Comptes rendus L’Étoile brille sur Tourcoing
Comptes rendus

L’Étoile brille sur Tourcoing

27/02/2020

Théâtre R. Devos, 9 février

Disons-le d’emblée : cette nouvelle production de L’Étoile est une réussite totale, rendant pleinement justice à un chef-d’œuvre dont on se demande toujours pourquoi il ne figure pas durablement au répertoire.
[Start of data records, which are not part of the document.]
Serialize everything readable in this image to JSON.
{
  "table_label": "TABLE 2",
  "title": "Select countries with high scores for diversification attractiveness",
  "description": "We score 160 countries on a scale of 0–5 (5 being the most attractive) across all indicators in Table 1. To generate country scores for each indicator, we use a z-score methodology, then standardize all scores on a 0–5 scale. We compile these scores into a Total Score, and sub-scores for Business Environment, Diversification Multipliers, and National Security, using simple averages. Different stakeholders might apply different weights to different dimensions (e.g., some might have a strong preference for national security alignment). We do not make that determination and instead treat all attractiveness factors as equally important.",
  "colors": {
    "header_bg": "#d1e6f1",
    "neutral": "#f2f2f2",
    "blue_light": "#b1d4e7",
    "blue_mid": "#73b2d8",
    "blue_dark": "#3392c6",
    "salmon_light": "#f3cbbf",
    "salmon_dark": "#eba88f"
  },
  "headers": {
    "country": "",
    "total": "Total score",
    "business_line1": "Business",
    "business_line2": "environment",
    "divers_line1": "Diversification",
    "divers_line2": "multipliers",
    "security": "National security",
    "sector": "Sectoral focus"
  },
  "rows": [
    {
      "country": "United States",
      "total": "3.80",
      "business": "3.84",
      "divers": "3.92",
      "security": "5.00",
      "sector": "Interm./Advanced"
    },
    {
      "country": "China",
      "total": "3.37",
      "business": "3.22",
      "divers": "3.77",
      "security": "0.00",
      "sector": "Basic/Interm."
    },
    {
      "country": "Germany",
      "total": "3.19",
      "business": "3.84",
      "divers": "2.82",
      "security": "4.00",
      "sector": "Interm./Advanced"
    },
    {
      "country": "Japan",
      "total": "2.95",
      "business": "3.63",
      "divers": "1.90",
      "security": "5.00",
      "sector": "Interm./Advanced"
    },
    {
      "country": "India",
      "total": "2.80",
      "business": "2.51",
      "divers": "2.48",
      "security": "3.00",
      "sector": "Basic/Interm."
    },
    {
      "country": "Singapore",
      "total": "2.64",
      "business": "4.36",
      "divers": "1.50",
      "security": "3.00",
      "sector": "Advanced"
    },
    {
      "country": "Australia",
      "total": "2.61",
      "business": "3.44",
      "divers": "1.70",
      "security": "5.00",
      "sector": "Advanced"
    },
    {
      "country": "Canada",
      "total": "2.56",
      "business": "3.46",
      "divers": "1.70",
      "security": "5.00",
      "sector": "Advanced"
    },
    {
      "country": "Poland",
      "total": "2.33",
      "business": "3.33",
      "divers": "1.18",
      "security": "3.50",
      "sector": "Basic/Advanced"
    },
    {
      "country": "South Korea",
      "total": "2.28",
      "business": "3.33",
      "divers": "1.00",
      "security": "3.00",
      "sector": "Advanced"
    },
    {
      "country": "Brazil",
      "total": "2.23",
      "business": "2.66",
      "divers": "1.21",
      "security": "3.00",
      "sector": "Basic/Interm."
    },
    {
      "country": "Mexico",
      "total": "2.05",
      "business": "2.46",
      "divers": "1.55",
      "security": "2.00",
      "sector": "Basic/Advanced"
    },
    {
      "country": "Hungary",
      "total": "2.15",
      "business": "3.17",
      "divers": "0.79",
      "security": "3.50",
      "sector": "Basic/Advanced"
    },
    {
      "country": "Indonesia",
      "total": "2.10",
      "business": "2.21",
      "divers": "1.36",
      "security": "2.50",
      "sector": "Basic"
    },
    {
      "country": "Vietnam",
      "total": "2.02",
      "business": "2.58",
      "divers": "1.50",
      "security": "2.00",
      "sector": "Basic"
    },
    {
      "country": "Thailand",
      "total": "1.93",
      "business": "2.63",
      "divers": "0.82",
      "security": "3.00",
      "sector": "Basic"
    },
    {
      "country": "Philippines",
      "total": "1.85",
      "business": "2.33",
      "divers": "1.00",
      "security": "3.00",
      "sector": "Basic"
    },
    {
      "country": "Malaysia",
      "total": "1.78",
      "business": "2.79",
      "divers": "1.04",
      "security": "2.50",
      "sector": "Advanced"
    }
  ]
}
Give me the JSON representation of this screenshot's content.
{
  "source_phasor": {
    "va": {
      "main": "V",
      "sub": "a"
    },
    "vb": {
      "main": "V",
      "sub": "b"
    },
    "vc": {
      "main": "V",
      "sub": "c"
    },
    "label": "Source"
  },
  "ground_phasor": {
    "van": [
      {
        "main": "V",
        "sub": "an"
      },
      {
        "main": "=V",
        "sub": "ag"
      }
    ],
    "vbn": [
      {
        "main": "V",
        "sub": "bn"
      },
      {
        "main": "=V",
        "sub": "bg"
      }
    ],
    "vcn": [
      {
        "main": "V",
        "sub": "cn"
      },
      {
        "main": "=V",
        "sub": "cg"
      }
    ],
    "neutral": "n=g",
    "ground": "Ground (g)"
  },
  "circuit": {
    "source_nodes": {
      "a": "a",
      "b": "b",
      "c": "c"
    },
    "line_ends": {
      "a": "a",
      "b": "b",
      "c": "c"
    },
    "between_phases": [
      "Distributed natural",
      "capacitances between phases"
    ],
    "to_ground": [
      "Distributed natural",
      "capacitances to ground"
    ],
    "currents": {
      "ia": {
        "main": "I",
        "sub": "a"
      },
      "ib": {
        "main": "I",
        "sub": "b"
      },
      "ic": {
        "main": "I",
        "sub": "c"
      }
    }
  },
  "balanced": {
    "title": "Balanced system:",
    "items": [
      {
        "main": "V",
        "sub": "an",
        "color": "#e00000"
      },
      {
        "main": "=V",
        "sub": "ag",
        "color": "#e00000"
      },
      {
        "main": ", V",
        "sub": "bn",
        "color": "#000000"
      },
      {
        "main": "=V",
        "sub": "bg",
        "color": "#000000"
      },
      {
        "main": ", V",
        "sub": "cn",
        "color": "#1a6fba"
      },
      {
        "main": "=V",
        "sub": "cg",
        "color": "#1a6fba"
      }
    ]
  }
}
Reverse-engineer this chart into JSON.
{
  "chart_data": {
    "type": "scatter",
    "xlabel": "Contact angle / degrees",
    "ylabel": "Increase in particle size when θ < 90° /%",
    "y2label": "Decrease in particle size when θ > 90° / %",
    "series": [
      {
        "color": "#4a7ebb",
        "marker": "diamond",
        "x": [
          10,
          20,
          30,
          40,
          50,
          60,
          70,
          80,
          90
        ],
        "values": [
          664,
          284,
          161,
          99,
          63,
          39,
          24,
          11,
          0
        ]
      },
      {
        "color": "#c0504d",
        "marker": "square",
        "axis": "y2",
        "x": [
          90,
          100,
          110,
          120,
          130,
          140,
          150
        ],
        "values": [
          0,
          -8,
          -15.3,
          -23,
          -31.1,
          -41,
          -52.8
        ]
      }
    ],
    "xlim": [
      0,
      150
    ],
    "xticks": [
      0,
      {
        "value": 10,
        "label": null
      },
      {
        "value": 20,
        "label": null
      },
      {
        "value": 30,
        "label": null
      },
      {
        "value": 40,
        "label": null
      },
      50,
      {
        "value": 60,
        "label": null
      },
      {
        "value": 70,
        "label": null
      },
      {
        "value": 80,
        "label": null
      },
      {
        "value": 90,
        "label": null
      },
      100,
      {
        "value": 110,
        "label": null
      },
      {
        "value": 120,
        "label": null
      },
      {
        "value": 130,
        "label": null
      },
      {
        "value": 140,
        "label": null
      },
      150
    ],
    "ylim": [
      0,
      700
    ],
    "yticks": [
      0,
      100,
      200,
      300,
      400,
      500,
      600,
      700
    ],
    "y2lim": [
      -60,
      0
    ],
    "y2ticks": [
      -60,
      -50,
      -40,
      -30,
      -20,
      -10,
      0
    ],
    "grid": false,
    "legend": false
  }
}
Fidèle à la didascalie (l’action se déroule dans une très vague « capitale des Trente-Six Royaumes »), Jean-Philippe Desrousseaux joue la carte d’un Orient fantasmé. Le décor s’inspire d’un tableau de Hermann Corrodi, Le Marchand de tapis, et les fort jolis costumes mêlent allègrement références au Maghreb, à la Perse, voire à l’Amérique du Sud, dessinant un ailleurs coloré dont n’est pas absente une certaine réalité coloniale, indissociable de cette vogue de l’orientalisme au XIXe siècle.

Toutes les ressources du rire sont explorées avec beaucoup d’inventivité et d’audace, grâce à la précision de la direction d’acteurs : comique de situation et de répétition, parodie, fantaisie verbale, sans oublier le registre grivois, qui n’est pas éludé. D’autant que nombreux sont les moments où la mise en scène, collant au plus près des ambiguïtés de l’œuvre, parvient à nous faire basculer en un instant du rire à l’émotion.

L’humour est donc traité avec un sérieux qui se retrouve dans la lecture, aussi précise qu’élégante et spirituelle, d’Alexis Kossenko. À la tête d’un ensemble La Grande Écurie et la Chambre du Roy en grande forme, aux sonorités chatoyantes, le flûtiste et chef français, fin connaisseur du répertoire baroque, mais aussi éminent mozartien, s’y entend à merveille pour exalter toutes les richesses de la partition d’Emmanuel Chabrier. Voilà qui augure très bien de sa collaboration avec La Grande Écurie et la Chambre du Roy, dont il a pris la direction musicale en janvier.

Autre point très important : le travail du texte bénéficie de la même démarche rigoureuse. Non seulement on ne perd pas un mot, mais un soin particulier a été apporté aux détails de prosodie ; et l’on jubile d’entendre enfin certaines liaisons, trop souvent omises, alors que, bien assumées, elles révèlent tout leur potentiel comique.

Protagoniste à part entière, le chœur (superbe Ensemble Vocal de l’Atelier Lyrique de Tourcoing) brille par son implication musicale et scénique. Quant au plateau, il n’accuse aucune faille. Si l’on apprécie le Tapioca diligent et sonore de Denis Mignien, l’Aloès pleine d’esprit de Juliette Raffin-Gay, ainsi que l’émouvante Laoula d’Anara Khassenova, on remarque, plus encore, quatre chanteurs-acteurs de tout premier plan.

Même avec une voix qui a un peu perdu de son éclat, Nicolas Rivenq impose un Hérisson de Porc-Épic de grand relief, tandis qu’Alain Buet est un hilarant Siroco, en excellente voix. Formidable Ouf Ier de Carl Ghazarossian : son souverain capricieux, virevoltant et puérilement pervers, d’une aisance réjouissante, est le meilleur que nous ayons vu et entendu.

Ambroisine Bré, enfin, confirme, avec cet épatant Lazuli, tous les espoirs mis en elle quand nous l’avions remarquée en Cherubino dans Le nozze di Figaro, production du collectif de théâtres La Co[opéra]tive, en 2015. Parfaitement crédible physiquement et à l’aise dans cette tessiture ambiguë, la jeune mezzo française montre du panache dans son périlleux air d’entrée, puis beaucoup d’émotion dans la « Romance de l’étoile ».

Un spectacle dont on sort ravi, les rires dans la salle faisant vraiment plaisir à entendre, et que l’on espère voir tourner partout. Si l’on s’interrogeait sur l’avenir de l’Atelier Lyrique de Tourcoing, après la brutale disparition de Jean-Claude Malgoire, en avril 2018, cette production de L’Étoile le montre en pleine forme artistique.